Async behavior for the shared provider-backed path

  • Session-backed agent runs: music_generate creates a background task, returns a started/task response immediately, and posts the finished track later in a follow-up agent message.
  • Duplicate prevention: while that background task is still queued or running, later music_generate calls in the same session return task status instead of starting another generation.
  • Status lookup: use action: "status" to inspect the active session-backed music task without starting a new one.
  • Task tracking: use openclaw tasks list or openclaw tasks show <taskId> to inspect queued, running, and terminal status for the generation.
  • Completion wake: OpenClaw injects an internal completion event back into the same session so the model can write the user-facing follow-up itself.
  • Prompt hint: later user/manual turns in the same session get a small runtime hint when a music task is already in flight so the model does not blindly call music_generate again.
  • No-session fallback: direct/local contexts without a real agent session still run inline and return the final audio result in the same turn.

Configuration

Model selection

{
  agents: {
    defaults: {
      musicGenerationModel: {
        primary: "google/lyria-3-clip-preview",
        fallbacks: ["minimax/music-2.5+"],
      },
    },
  },
}

Provider selection order

When generating music, OpenClaw tries providers in this order:
  1. model parameter from the tool call, if the agent specifies one
  2. musicGenerationModel.primary from config
  3. musicGenerationModel.fallbacks in order
  4. Auto-detection using auth-backed provider defaults only:
    • current default provider first
    • remaining registered music-generation providers in provider-id order
If a provider fails, the next candidate is tried automatically.
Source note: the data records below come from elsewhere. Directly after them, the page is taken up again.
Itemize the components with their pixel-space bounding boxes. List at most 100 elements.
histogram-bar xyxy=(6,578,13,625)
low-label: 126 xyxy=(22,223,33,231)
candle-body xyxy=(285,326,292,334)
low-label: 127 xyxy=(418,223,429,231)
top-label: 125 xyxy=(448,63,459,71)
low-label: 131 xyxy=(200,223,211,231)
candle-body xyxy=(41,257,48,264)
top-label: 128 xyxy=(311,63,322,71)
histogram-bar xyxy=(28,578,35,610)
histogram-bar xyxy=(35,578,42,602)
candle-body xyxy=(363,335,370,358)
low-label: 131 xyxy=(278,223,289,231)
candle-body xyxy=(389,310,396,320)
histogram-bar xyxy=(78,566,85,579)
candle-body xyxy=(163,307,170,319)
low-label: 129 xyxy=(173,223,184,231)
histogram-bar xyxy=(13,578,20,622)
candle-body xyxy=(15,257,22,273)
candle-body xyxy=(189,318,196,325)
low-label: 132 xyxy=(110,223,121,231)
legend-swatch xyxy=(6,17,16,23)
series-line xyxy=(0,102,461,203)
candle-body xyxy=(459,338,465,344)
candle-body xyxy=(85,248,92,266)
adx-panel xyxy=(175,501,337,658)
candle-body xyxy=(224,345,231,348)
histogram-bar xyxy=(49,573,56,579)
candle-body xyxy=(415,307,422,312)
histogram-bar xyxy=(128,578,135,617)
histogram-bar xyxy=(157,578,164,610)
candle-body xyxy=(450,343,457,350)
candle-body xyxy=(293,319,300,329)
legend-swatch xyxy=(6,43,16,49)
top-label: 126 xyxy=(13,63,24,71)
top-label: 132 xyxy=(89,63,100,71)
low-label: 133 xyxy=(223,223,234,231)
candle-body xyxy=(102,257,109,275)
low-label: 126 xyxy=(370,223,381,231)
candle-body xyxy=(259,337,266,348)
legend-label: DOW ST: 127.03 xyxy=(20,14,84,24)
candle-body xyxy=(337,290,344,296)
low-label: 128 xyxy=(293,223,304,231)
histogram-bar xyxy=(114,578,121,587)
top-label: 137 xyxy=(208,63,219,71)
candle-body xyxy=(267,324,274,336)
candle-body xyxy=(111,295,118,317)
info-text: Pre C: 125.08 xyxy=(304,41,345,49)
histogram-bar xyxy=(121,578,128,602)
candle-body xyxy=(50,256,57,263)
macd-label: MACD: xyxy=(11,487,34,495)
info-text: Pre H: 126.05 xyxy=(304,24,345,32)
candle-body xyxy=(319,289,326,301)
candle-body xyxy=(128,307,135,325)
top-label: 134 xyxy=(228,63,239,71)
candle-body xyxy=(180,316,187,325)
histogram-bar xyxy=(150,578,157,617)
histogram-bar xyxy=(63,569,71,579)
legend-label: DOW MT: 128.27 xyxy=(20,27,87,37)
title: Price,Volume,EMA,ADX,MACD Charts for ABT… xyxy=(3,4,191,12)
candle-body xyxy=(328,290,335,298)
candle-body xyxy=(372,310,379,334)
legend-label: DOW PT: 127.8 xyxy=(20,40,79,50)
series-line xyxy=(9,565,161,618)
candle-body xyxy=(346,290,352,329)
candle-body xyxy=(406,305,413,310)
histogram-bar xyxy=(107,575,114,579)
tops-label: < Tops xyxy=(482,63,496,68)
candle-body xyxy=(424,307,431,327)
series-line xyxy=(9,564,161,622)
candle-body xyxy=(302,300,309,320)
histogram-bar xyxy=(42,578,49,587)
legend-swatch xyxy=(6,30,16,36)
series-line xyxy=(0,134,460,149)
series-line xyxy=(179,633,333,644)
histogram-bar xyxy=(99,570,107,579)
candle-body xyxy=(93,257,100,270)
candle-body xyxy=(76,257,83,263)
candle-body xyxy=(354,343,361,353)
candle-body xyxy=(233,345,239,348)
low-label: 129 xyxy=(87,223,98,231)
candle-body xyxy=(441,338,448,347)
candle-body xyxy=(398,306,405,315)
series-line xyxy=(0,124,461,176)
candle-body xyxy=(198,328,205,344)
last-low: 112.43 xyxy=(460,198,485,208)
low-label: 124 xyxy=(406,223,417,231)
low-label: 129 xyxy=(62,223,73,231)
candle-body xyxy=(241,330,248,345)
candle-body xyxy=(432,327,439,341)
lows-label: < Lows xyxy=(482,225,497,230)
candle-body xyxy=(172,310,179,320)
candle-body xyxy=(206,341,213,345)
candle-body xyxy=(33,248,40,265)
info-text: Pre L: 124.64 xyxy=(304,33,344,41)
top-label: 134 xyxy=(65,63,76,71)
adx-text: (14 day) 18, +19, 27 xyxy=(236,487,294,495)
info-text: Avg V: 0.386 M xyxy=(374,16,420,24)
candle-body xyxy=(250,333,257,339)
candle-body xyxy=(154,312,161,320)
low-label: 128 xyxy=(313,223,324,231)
If all fail, the error includes details from each attempt.

Provider notes

  • Google uses Lyria 3 batch generation. The current bundled flow supports prompt, optional lyrics text, and optional reference images.
  • MiniMax uses the batch music_generation endpoint. The current bundled flow supports prompt, optional lyrics, instrumental mode, duration steering, and mp3 output.
  • ComfyUI support is workflow-driven and depends on the configured graph plus node mapping for prompt/output fields.

Choosing the right path

  • Use the shared provider-backed path when you want model selection, provider failover, and the built-in async task/status flow.
  • Use a plugin path such as ComfyUI when you need a custom workflow graph or a provider that is not part of the shared bundled music capability.
  • If you are debugging ComfyUI-specific behavior, see ComfyUI. If you are debugging shared provider behavior, start with Google (Gemini) or MiniMax.

Live tests

Opt-in live coverage for the shared bundled providers:
OPENCLAW_LIVE_TEST=1 pnpm test:live -- extensions/music-generation-providers.live.test.ts
Opt-in live coverage for the bundled ComfyUI music path:
OPENCLAW_LIVE_TEST=1 COMFY_LIVE_TEST=1 pnpm test:live -- extensions/comfy/comfy.live.test.ts
The Comfy live file also covers comfy image and video workflows when those sections are configured.